Elastic wave velocity of marine sediments with free gas: Insights from CT-acoustic observation and theoretical analysis

Abstract

The existence of free gas in pores will significantly affect the elastic wave velocity and attenuation coefficient of aqueous sediments. However, because the gas content and distribution are difficult to be accurately obtained through experiments, it is difficult to accurately characterize the relationship between elastic wave velocity and gas content, which may lead to the evaluation error of gas saturation in sediments. In this study, we applied the combined detection technology of X-CT and ultrasonic detection to simultaneously obtain the volume proportion of each phase and acoustic velocity of the selected marine sediments, respectively. On the basis of experiments, the applicability of effective medium theory (EMT), Biot-Gassmann theory by Lee (BGTL) and simplified three-phase equation (STPE) is verified.

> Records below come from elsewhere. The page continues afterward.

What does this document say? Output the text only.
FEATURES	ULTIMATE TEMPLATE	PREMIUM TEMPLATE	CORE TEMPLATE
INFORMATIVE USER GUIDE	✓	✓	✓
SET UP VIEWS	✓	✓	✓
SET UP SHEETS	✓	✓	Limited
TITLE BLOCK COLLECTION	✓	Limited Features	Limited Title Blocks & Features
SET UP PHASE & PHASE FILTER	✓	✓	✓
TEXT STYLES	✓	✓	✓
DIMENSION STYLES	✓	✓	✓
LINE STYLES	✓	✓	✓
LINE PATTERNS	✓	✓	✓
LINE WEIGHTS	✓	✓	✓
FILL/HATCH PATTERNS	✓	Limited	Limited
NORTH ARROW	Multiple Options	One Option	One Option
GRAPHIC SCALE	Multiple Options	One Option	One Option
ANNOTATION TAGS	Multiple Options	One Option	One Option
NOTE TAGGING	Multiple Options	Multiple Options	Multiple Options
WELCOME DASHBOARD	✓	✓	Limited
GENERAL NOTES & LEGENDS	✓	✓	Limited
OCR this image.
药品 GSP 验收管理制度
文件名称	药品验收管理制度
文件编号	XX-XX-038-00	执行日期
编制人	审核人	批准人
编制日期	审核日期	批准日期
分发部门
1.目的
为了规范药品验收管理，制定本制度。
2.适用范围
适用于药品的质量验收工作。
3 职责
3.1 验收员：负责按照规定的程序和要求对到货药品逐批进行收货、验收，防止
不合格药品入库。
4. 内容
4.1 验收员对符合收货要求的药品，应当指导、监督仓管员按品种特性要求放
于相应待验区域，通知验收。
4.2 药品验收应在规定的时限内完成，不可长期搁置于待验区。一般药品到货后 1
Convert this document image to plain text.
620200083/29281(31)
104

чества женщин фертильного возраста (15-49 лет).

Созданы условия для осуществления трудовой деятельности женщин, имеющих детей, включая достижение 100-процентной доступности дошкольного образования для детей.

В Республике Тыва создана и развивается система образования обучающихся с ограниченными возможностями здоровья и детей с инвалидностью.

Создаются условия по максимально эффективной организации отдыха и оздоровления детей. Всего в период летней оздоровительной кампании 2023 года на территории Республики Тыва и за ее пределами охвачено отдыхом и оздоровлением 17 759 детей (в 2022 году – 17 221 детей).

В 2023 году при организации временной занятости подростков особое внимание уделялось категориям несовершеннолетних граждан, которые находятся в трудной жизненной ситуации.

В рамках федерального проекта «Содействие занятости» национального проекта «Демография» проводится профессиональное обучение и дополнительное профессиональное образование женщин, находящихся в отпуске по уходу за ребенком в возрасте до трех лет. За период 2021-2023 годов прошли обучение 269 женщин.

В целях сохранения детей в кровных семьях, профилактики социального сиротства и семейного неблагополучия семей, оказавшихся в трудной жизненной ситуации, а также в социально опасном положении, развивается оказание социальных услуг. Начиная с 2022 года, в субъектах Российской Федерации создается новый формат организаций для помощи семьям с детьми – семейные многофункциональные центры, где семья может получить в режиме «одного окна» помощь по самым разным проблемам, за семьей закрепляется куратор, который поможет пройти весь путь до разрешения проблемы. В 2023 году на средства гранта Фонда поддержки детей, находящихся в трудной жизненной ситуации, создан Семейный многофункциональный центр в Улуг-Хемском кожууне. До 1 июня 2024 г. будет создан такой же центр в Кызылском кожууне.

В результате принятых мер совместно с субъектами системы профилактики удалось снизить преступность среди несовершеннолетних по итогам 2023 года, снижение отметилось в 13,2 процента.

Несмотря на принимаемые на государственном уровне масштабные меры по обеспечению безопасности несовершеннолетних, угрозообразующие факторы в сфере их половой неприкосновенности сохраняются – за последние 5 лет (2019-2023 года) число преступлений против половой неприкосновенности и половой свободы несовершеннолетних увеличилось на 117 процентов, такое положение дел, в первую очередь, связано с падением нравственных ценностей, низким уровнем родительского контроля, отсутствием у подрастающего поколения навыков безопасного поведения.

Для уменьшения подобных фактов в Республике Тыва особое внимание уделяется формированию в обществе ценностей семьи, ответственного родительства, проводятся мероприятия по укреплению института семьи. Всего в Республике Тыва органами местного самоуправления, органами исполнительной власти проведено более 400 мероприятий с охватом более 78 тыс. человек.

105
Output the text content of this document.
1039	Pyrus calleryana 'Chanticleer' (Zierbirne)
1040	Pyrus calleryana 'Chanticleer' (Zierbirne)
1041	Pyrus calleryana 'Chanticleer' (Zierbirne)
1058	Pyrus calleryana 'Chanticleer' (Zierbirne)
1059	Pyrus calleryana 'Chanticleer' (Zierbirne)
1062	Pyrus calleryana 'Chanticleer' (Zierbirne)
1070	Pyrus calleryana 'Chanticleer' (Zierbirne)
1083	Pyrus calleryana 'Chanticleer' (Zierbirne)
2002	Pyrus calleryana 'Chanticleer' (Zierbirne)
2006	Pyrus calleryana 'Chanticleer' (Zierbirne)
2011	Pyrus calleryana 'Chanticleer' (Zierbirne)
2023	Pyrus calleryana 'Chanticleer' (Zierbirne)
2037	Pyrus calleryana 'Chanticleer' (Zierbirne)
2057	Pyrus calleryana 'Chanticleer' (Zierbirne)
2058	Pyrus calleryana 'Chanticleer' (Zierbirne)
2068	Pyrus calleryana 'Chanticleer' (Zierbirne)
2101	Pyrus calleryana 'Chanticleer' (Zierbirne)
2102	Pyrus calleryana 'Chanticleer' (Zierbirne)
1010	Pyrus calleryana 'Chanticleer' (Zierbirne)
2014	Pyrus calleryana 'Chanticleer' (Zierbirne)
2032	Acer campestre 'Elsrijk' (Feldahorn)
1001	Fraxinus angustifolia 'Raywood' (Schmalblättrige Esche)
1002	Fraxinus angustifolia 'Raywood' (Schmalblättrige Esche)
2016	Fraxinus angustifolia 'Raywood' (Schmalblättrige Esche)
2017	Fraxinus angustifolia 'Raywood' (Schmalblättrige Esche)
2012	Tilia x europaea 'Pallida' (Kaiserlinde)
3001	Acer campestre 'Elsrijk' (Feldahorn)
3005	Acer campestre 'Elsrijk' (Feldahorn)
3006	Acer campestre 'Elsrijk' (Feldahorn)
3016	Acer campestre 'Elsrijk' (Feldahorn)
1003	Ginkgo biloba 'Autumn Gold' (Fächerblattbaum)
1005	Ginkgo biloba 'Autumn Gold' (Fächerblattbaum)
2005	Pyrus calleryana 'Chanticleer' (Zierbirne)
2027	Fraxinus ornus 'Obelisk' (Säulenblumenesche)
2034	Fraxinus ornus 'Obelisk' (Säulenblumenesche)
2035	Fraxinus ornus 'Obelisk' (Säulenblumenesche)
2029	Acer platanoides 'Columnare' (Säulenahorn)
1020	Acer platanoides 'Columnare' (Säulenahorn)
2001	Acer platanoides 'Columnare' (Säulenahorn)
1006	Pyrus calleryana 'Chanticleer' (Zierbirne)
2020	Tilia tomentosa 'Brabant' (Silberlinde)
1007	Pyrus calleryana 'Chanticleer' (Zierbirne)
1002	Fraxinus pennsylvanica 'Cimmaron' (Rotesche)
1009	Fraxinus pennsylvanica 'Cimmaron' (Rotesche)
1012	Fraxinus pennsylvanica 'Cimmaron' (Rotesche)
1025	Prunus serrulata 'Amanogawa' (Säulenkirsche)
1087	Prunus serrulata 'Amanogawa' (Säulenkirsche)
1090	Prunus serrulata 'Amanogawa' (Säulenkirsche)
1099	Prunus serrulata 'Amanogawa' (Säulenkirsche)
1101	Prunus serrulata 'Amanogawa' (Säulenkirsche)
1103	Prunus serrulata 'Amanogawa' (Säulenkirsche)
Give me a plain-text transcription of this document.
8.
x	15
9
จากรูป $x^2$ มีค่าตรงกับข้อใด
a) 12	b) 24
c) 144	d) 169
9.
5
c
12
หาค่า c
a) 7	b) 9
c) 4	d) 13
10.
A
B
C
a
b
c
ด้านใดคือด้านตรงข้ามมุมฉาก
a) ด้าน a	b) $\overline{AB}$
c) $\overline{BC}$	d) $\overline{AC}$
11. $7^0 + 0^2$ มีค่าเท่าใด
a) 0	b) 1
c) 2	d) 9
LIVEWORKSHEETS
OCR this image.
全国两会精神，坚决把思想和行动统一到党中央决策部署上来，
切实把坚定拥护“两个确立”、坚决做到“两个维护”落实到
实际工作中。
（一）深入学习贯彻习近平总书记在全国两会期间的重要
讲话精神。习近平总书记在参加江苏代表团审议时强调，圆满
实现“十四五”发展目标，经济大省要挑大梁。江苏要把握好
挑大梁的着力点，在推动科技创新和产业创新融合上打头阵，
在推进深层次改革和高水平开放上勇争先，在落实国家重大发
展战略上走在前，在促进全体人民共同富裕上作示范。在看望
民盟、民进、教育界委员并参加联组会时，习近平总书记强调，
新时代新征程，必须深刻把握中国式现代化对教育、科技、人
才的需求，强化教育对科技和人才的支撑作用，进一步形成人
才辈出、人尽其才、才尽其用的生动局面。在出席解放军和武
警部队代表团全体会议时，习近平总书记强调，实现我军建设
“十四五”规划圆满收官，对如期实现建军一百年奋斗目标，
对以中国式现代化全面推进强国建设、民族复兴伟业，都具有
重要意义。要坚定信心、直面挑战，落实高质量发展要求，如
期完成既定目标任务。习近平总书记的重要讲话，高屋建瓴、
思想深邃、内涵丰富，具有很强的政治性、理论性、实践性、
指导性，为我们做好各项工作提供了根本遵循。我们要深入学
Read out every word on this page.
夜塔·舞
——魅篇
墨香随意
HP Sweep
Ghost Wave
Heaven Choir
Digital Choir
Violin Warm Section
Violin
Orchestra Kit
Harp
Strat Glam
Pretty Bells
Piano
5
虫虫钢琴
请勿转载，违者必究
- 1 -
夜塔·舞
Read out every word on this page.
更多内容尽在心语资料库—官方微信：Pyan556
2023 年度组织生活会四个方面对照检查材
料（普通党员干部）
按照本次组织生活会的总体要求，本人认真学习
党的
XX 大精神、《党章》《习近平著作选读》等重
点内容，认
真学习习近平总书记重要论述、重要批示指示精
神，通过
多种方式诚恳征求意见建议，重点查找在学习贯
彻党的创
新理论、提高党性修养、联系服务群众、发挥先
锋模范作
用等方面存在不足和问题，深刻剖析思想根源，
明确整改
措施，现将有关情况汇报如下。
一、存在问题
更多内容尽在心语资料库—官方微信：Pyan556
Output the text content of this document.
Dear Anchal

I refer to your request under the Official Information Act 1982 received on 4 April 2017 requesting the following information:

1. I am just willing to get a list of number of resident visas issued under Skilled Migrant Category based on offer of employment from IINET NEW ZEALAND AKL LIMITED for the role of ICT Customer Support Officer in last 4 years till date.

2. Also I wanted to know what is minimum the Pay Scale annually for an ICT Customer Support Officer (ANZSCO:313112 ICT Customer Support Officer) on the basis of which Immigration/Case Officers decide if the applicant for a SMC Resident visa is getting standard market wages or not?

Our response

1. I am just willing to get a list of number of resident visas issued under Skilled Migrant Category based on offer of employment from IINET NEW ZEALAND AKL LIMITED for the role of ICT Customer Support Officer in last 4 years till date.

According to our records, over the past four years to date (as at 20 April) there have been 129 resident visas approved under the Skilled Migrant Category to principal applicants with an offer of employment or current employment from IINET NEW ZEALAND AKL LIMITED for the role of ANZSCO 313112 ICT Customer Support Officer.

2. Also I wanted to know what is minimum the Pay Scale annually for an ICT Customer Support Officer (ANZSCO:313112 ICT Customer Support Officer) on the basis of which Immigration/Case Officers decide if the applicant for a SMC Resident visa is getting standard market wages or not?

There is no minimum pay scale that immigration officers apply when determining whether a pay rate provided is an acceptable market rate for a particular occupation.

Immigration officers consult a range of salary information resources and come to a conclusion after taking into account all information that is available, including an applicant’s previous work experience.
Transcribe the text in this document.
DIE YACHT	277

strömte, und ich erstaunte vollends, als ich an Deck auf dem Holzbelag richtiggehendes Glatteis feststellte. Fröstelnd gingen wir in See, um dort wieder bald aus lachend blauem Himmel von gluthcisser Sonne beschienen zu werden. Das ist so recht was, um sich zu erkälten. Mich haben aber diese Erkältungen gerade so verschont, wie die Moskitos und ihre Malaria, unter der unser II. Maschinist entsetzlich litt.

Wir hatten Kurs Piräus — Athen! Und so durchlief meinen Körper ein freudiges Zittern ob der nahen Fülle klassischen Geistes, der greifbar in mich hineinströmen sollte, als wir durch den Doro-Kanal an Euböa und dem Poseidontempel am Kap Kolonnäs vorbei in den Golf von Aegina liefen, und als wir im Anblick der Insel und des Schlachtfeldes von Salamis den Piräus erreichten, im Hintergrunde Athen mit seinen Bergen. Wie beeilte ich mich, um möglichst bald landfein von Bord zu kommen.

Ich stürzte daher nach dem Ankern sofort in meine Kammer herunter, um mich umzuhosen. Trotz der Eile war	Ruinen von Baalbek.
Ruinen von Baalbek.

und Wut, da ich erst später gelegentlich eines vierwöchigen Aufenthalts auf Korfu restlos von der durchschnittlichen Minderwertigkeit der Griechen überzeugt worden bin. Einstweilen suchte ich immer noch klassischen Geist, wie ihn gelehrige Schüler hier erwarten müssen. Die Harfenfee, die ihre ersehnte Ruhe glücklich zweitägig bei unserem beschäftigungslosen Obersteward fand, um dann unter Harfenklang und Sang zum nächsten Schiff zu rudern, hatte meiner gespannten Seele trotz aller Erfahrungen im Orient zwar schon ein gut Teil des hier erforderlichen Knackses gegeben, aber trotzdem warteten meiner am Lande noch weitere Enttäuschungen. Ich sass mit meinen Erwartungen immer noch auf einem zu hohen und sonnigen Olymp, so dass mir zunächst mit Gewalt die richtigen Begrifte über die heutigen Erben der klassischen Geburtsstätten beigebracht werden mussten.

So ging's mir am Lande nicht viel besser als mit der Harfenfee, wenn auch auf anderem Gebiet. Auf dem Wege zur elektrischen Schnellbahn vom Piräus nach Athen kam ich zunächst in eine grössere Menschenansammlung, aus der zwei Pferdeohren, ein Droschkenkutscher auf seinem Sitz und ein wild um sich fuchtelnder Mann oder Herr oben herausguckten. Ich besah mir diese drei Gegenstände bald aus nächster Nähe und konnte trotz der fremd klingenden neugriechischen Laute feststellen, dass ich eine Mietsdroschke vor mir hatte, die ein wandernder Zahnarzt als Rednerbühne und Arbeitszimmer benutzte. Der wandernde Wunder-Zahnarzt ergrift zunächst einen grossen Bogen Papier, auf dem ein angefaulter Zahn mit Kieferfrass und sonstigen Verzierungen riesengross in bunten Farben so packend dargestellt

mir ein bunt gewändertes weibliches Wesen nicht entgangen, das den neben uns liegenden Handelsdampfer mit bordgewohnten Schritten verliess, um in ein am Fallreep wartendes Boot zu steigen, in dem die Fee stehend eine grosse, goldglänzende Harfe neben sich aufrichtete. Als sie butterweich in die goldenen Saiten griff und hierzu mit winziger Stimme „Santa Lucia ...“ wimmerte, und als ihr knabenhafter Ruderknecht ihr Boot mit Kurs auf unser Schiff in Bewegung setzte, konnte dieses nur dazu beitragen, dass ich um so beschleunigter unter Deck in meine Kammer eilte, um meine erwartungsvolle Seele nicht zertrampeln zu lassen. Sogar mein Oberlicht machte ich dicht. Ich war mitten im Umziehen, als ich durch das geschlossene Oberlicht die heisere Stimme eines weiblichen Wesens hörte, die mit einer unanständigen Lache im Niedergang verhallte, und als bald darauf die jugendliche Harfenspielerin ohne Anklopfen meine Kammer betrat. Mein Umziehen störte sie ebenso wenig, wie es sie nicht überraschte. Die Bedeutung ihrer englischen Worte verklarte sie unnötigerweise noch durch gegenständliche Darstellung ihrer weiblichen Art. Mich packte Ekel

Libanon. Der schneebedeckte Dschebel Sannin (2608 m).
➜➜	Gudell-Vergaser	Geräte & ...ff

Meanwhile, the bulk modulus of pore fluid (Kfl) is recalculated by integrating Wood's and Domenico's equations by introducing calibration constant J to adapt to different reservoir conditions. The results show that the elastic wave velocities predicted by BGTL and STPE are more accurate compared with other gas estimation models. When J = −0.8, the acoustic velocity of sedimentary medium predicted by BGTL is more consistent with the experimental data. In addition, we apply the model to the elastic wave velocity data from ODP 204 Hole 1245 and obtain the free gas saturation. The results provide a theoretical and practical application reference for accurately estimating the free gas saturation in marine sediments.